La conversion gnostique est une évasion : « cette conversion-ci ne fait pas assumer le mal par la culture. Certes, l'individu n'y est plus tenu comme coupable, puni par son anomie [...]. Il est cette fois victime innocente d'une chute qui a entraîné le divin dans l'horreur et la pesanteur du monde. C'est sur celui-ci qu'est expulsé le mal. »40(*)

La conversion évangélique est un renversement : le converti n'est alors pas « celui qui respecte la loi et fait valoir ses mérites, mais au contraire celui qui accueille le pardon inconditionnel de dieu. »41(*)

Partie I

Sociologie et religion

De la dimension religieuse

La religion est par nature un fait social, pour trois raisons, selon R. Bastide42(*) : par son uniformité, car « il n'est pas de religion personnelle qui soit tout à fait originale ; le penseur le plus indépendant vit des idées traditionnelles. », dans le sens où les phénomènes religieux subsistent indépendamment des individus et parce qu'elle est contraignante ; les croyances religieuses s'imposent du dehors au fidèle et sont sanctionnées juridiquement parfois, et moralement, toujours. Si donc que le collectif imprègne le religieux, les facteurs individuels sont autant d'indices du religieux postmoderne. Pour en apprécier au plus prêt les spécificités, la théorie de l'échange, celle de l'interactionisme symbolique/phénoménologie et celle de la socialisation comme construction sociale, seront l'expression d'un choix d'une posture exclusive, la pertinence des autres théories.

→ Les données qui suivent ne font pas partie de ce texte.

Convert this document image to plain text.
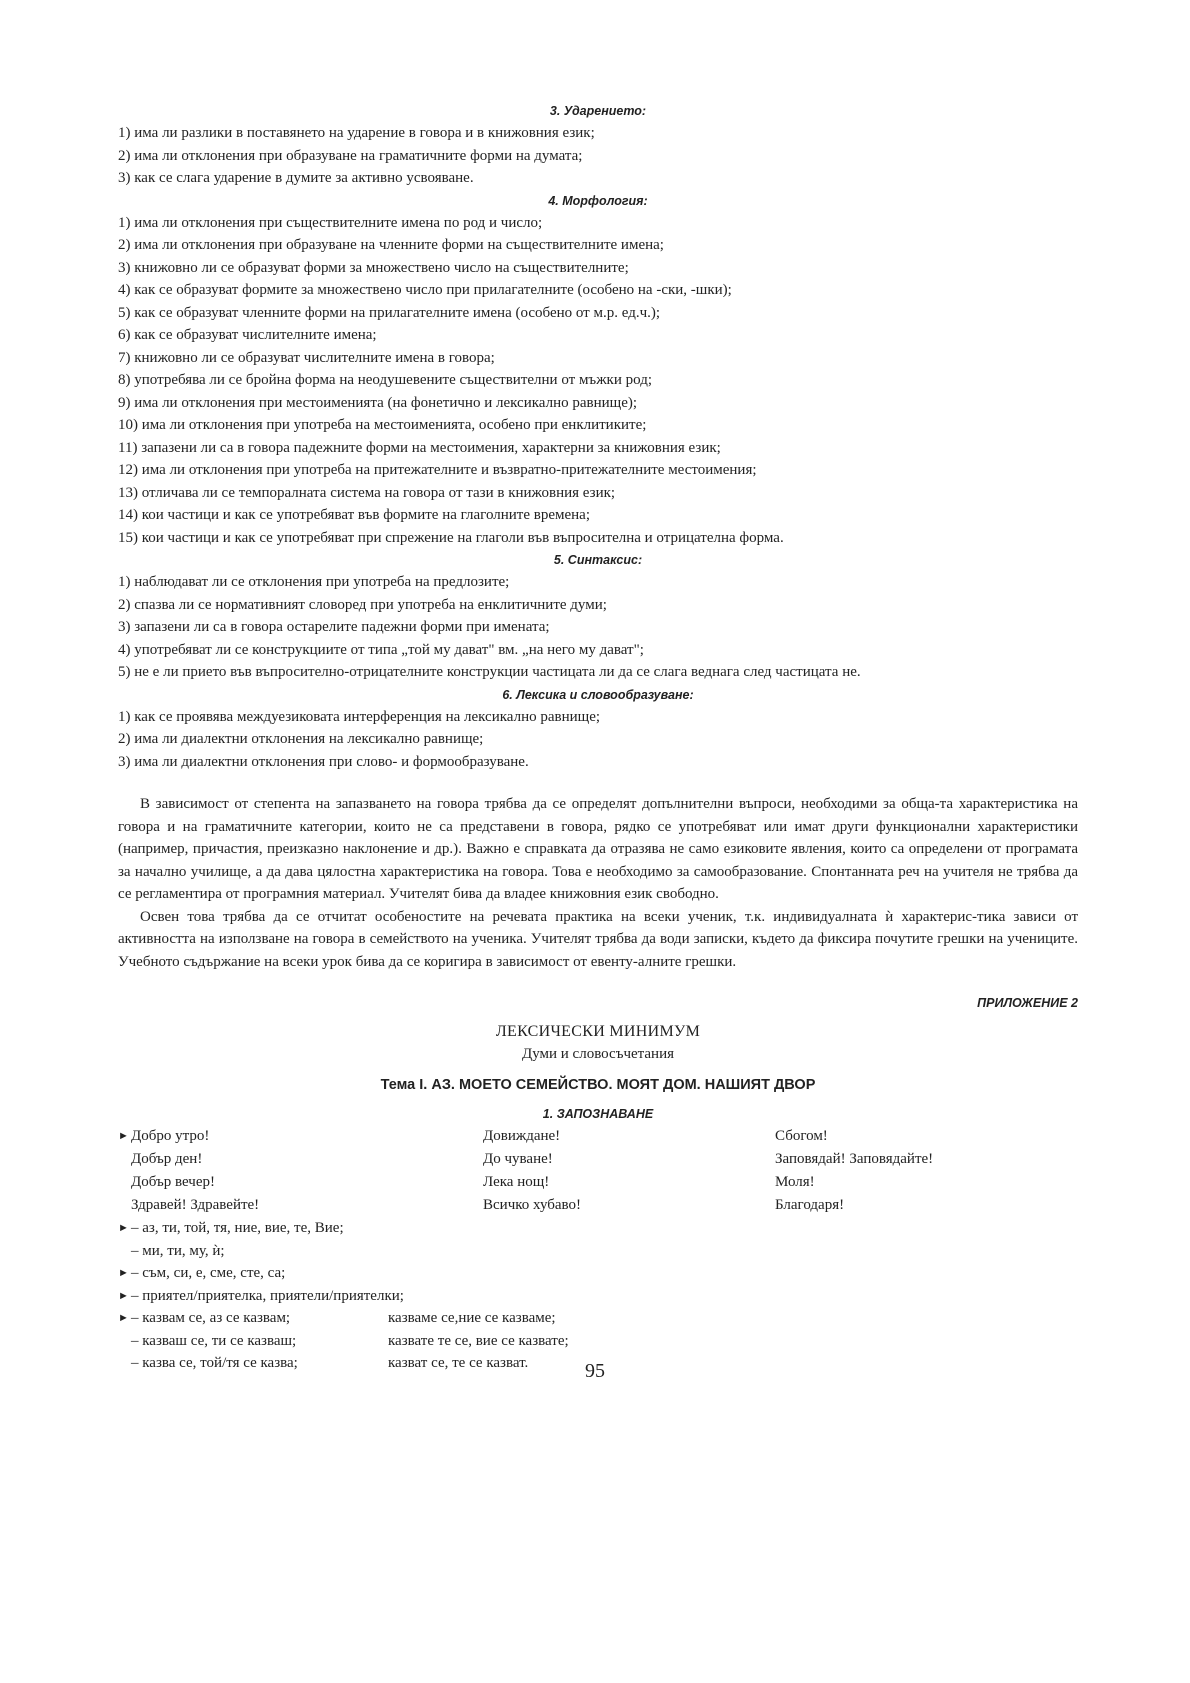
3. Ударението:
1) има ли разлики в поставянето на ударение в говора и в книжовния език;
2) има ли отклонения при образуване на граматичните форми на думата;
3) как се слага ударение в думите за активно усвояване.
4. Морфология:
1) има ли отклонения при съществителните имена по род и число;
2) има ли отклонения при образуване на членните форми на съществителните имена;
3) книжовно ли се образуват форми за множествено число на съществителните;
4) как се образуват формите за множествено число при прилагателните (особено на -ски, -шки);
5) как се образуват членните форми на прилагателните имена (особено от м.р. ед.ч.);
6) как се образуват числителните имена;
7) книжовно ли се образуват числителните имена в говора;
8) употребява ли се бройна форма на неодушевените съществителни от мъжки род;
9) има ли отклонения при местоименията (на фонетично и лексикално равнище);
10) има ли отклонения при употреба на местоименията, особено при енклитиките;
11) запазени ли са в говора падежните форми на местоимения, характерни за книжовния език;
12) има ли отклонения при употреба на притежателните и възвратно-притежателните местоимения;
13) отличава ли се темпоралната система на говора от тази в книжовния език;
14) кои частици и как се употребяват във формите на глаголните времена;
15) кои частици и как се употребяват при спрежение на глаголи във въпросителна и отрицателна форма.
5. Синтаксис:
1) наблюдават ли се отклонения при употреба на предлозите;
2) спазва ли се нормативният словоред при употреба на енклитичните думи;
3) запазени ли са в говора остарелите падежни форми при имената;
4) употребяват ли се конструкциите от типа „той му дават" вм. „на него му дават";
5) не е ли прието във въпросително-отрицателните конструкции частицата ли да се слага веднага след частицата не.
6. Лексика и словообразуване:
1) как се проявява междуезиковата интерференция на лексикално равнище;
2) има ли диалектни отклонения на лексикално равнище;
3) има ли диалектни отклонения при слово- и формообразуване.

В зависимост от степента на запазването на говора трябва да се определят допълнителни въпроси, необходими за обща-та характеристика на говора и на граматичните категории, които не са представени в говора, рядко се употребяват или имат други функционални характеристики (например, причастия, преизказно наклонение и др.). Важно е справката да отразява не само езиковите явления, които са определени от програмата за начално училище, а да дава цялостна характеристика на говора. Това е необходимо за самообразование. Спонтанната реч на учителя не трябва да се регламентира от програмния материал. Учителят бива да владее книжовния език свободно.

Освен това трябва да се отчитат особеностите на речевата практика на всеки ученик, т.к. индивидуалната ѝ характерис-тика зависи от активността на използване на говора в семейството на ученика. Учителят трябва да води записки, където да фиксира почутите грешки на учениците. Учебното съдържание на всеки урок бива да се коригира в зависимост от евенту-алните грешки.

ПРИЛОЖЕНИЕ 2
ЛЕКСИЧЕСКИ МИНИМУМ
Думи и словосъчетания
Тема I. АЗ. МОЕТО СЕМЕЙСТВО. МОЯТ ДОМ. НАШИЯТ ДВОР
1. ЗАПОЗНАВАНЕ
► Добро утро!
Добър ден!
Добър вечер!
Здравей! Здравейте!
Довиждане!
До чуване!
Лека нощ!
Всичко хубаво!
Сбогом!
Заповядай! Заповядайте!
Моля!
Благодаря!
► – аз, ти, той, тя, ние, вие, те, Вие;
– ми, ти, му, ѝ;
► – съм, си, е, сме, сте, са;
► – приятел/приятелка, приятели/приятелки;
► – казвам се, аз се казвам;
– казваш се, ти се казваш;
– казва се, той/тя се казва;
казваме се,ние се казваме;
казвате те се, вие се казвате;
казват се, те се казват.	95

La religion, du point de vue de la théorie de l'échange43(*), est un facteur stabilisateur de la société tout autant qu'un facteur de conflits. Bien que légitimant, en partie et d'une certaine manière, l'ordre social existant, elle contribue à des changements sociaux et à des conflits générateurs d'innovations importantes, jusqu'à produire des civilisations. Créateur de civilisations, le religieux participe encore de la socialisation individuelle et collective, sous des formes postmodernes qui s'inscrivent dans l'analyse du fondement de l'agir humain, pris à partie par des systèmes culturels et par la satisfaction postmoderne des intérêts individuels.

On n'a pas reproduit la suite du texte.